Constitutive association of the proapoptotic protein Bim with Bcl-2-related proteins on mitochondria in T cells

Yanan Zhu *, Bradley J Swanson , Michael Wang , David A Hildeman †,, Brian C Schaefer †,§, Xinqi Liu , Hiroyuki Suzuki , Katsuyoshi Mihara , John Kappler †,∥,**,††, Philippa Marrack *,†,††,§,‡‡
PMCID: PMC419666  PMID: 15136728

Abstract

Apoptosis in activated T cells in vivo requires the proapoptotic Bcl-2 family member Bim. We show here that, despite its ability to bind LC8, a component of the microtubule dynein motor complex, most of the Bim in both healthy and apoptotic T cells is associated with mitochondria, not microtubules. In healthy resting T cells Bim is bound to the antiapoptotic proteins Bcl-2 and Bcl-xL. In activated T cells, levels of Bcl-2 fall, and Bim is associated more with Bcl-xL and less with Bcl-2. Our results indicate that, in T cells, Bim function is regulated by interaction with Bcl-2 family members on mitochondria rather than by sequestration to the microtubules.


During immune responses, antigen-specific T cells expand in large numbers and then die (13). Sometimes this death involves death receptors (4). However, under some circumstances, the death of activated T cells is driven by changes in the activity of Bcl-2-related proteins.

Bcl-2-related proteins are classified by the presence or absence in their sequences of BH1–4 domains.

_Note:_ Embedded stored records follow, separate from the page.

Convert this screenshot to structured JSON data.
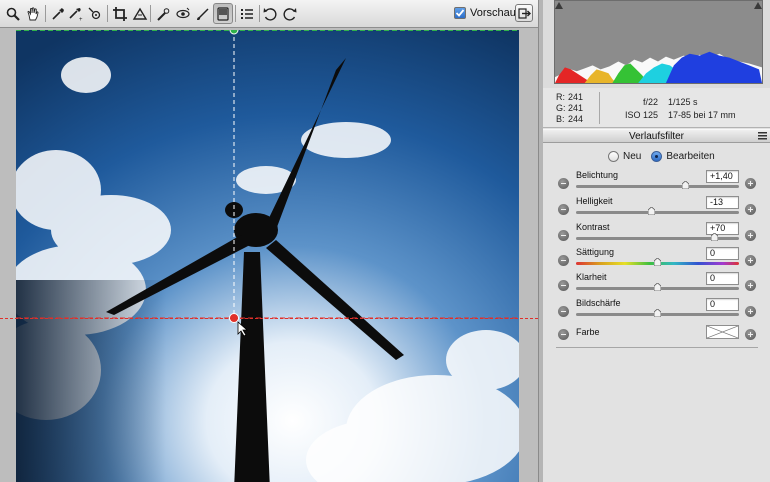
{
  "toolbar": {
    "tools": [
      {
        "icon": "zoom-icon"
      },
      {
        "icon": "hand-icon"
      },
      {
        "icon": "eyedropper-icon"
      },
      {
        "icon": "color-sampler-icon"
      },
      {
        "icon": "target-adjustment-icon"
      },
      {
        "icon": "crop-icon"
      },
      {
        "icon": "straighten-icon"
      },
      {
        "icon": "spot-removal-icon"
      },
      {
        "icon": "red-eye-icon"
      },
      {
        "icon": "adjustment-brush-icon"
      },
      {
        "icon": "graduated-filter-icon"
      },
      {
        "icon": "preferences-list-icon"
      },
      {
        "icon": "rotate-left-icon"
      },
      {
        "icon": "rotate-right-icon"
      }
    ],
    "active_tool": "graduated-filter-icon",
    "preview_label": "Vorschau",
    "preview_checked": true,
    "export_icon": "export-icon"
  },
  "info": {
    "r_label": "R:",
    "r_value": "241",
    "g_label": "G:",
    "g_value": "241",
    "b_label": "B:",
    "b_value": "244",
    "aperture": "f/22",
    "shutter": "1/125 s",
    "iso": "ISO 125",
    "lens": "17-85 bei 17 mm"
  },
  "panel": {
    "title": "Verlaufsfilter",
    "mode_new": "Neu",
    "mode_edit": "Bearbeiten",
    "mode_selected": "Bearbeiten",
    "sliders": [
      {
        "label": "Belichtung",
        "value": "+1,40",
        "fraction": 0.672
      },
      {
        "label": "Helligkeit",
        "value": "-13",
        "fraction": 0.465
      },
      {
        "label": "Kontrast",
        "value": "+70",
        "fraction": 0.85
      },
      {
        "label": "Sättigung",
        "value": "0",
        "fraction": 0.5,
        "rainbow": true
      },
      {
        "label": "Klarheit",
        "value": "0",
        "fraction": 0.5
      },
      {
        "label": "Bildschärfe",
        "value": "0",
        "fraction": 0.5
      }
    ],
    "color_label": "Farbe"
  },
  "colors": {
    "accent": "#2d6cc6",
    "guide_green": "#2fb24a",
    "guide_red": "#e0302a",
    "panel_bg": "#e2e2e2"
  }
}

The antiapoptotic family members contain all four of these domains. Family members that are thought to be the executioners of cell death, Bax and Bak, contain only BH1–3. Many family members express only BH3 regions. These proteins are also proapoptotic.

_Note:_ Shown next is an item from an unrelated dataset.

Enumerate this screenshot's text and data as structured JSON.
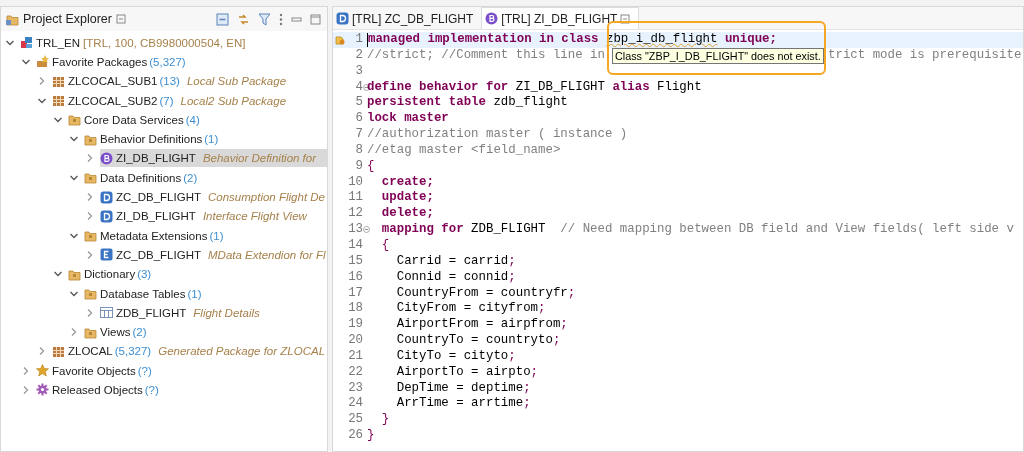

It is not clear how Bcl-2 family proteins kill activated T cells. One hypothesis suggests that apoptotic stimuli activate BH3-region-only proteins and these proteins in turn activate Bax or Bak, either by direct interaction, or by neutralizing the antiapoptotic Bcl-2-like proteins (57). Alternatively, it has been suggested that antiapoptotic proteins such as Bcl-2 may inhibit the activity of death-dealing caspases. In this model, proapoptotic proteins act by binding to Bcl-2, thus interfering with its inhibition of the caspases.

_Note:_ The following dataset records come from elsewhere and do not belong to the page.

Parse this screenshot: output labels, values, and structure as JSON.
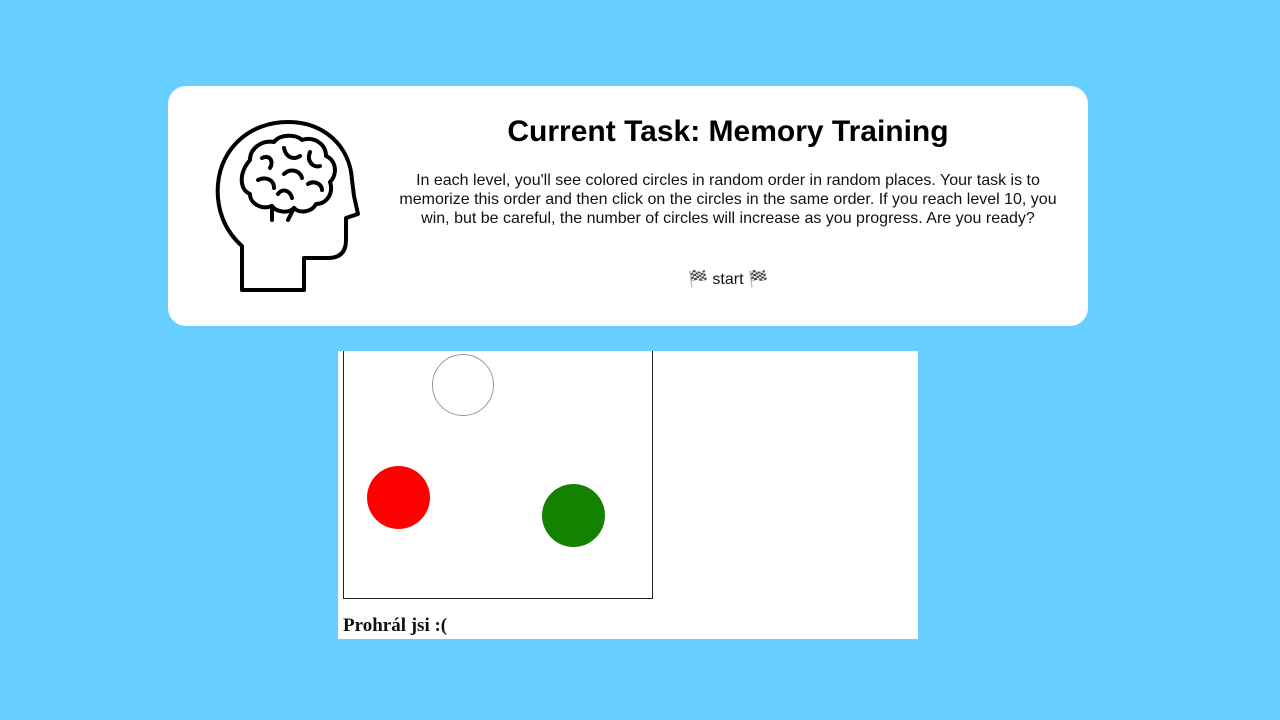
{
  "task": {
    "title": "Current Task: Memory Training",
    "description": "In each level, you'll see colored circles in random order in random places. Your task is to memorize this order and then click on the circles in the same order. If you reach level 10, you win, but be careful, the number of circles will increase as you progress. Are you ready?",
    "start_label": "🏁 start 🏁",
    "icon": "brain-head-icon"
  },
  "game": {
    "circles": [
      {
        "color": "#ffffff",
        "name": "white"
      },
      {
        "color": "#ff0000",
        "name": "red"
      },
      {
        "color": "#148100",
        "name": "green"
      }
    ],
    "status_text": "Prohrál jsi :("
  },
  "colors": {
    "background": "#66cfff",
    "card": "#ffffff"
  }
}
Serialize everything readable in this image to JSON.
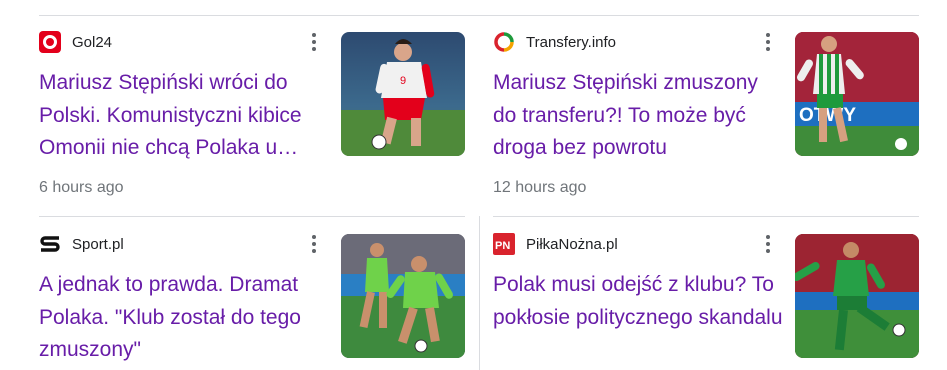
{
  "articles": [
    {
      "source": "Gol24",
      "source_icon": "gol24-logo-icon",
      "title": "Mariusz Stępiński wróci do Polski. Komunistyczni kibice Omonii nie chcą Polaka u…",
      "time": "6 hours ago",
      "thumbnail_alt": "player in white-red national kit with ball",
      "accent": "#e3001b"
    },
    {
      "source": "Transfery.info",
      "source_icon": "transfery-logo-icon",
      "title": "Mariusz Stępiński zmuszony do transferu?! To może być droga bez powrotu",
      "time": "12 hours ago",
      "thumbnail_alt": "player in green-white striped kit in stadium",
      "accent": "#1e9a3c"
    },
    {
      "source": "Sport.pl",
      "source_icon": "sport-pl-logo-icon",
      "title": "A jednak to prawda. Dramat Polaka. \"Klub został do tego zmuszony\"",
      "time": "",
      "thumbnail_alt": "players in green training kits",
      "accent": "#111111"
    },
    {
      "source": "PiłkaNożna.pl",
      "source_icon": "pilkanozna-logo-icon",
      "title": "Polak musi odejść z klubu? To pokłosie politycznego skandalu",
      "time": "",
      "thumbnail_alt": "player in green kit kicking ball",
      "accent": "#d9232d"
    }
  ],
  "colors": {
    "title": "#681da8",
    "time": "#70757a",
    "divider": "#dadce0"
  }
}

Apoptosis of activated T cells requires the BH3-only Bcl-2 family member Bim (8); however, the processes that regulate Bim activity in T cells are unknown. Some cell types express low levels of Bim constitutively and rapidly increase its levels when they die (9, 10). However, healthy T cells contain appreciable levels of Bim that do not change very much when the cell is activated and undergoes Bim-dependent death (8). In other cell types, Bim activity is controlled by its location. Bim binds with high affinity to LC8, a component of the microtubule-associated dynein motor complex (11). Thus, in some cells, when healthy, Bim is sequestered to the microtubular dynein motor complex. In these cells, death-inducing signals cause release of Bim plus LC8 from the dynein motor complex, translocation of the complex to mitochondria, and Bim-induced death of the cell (11).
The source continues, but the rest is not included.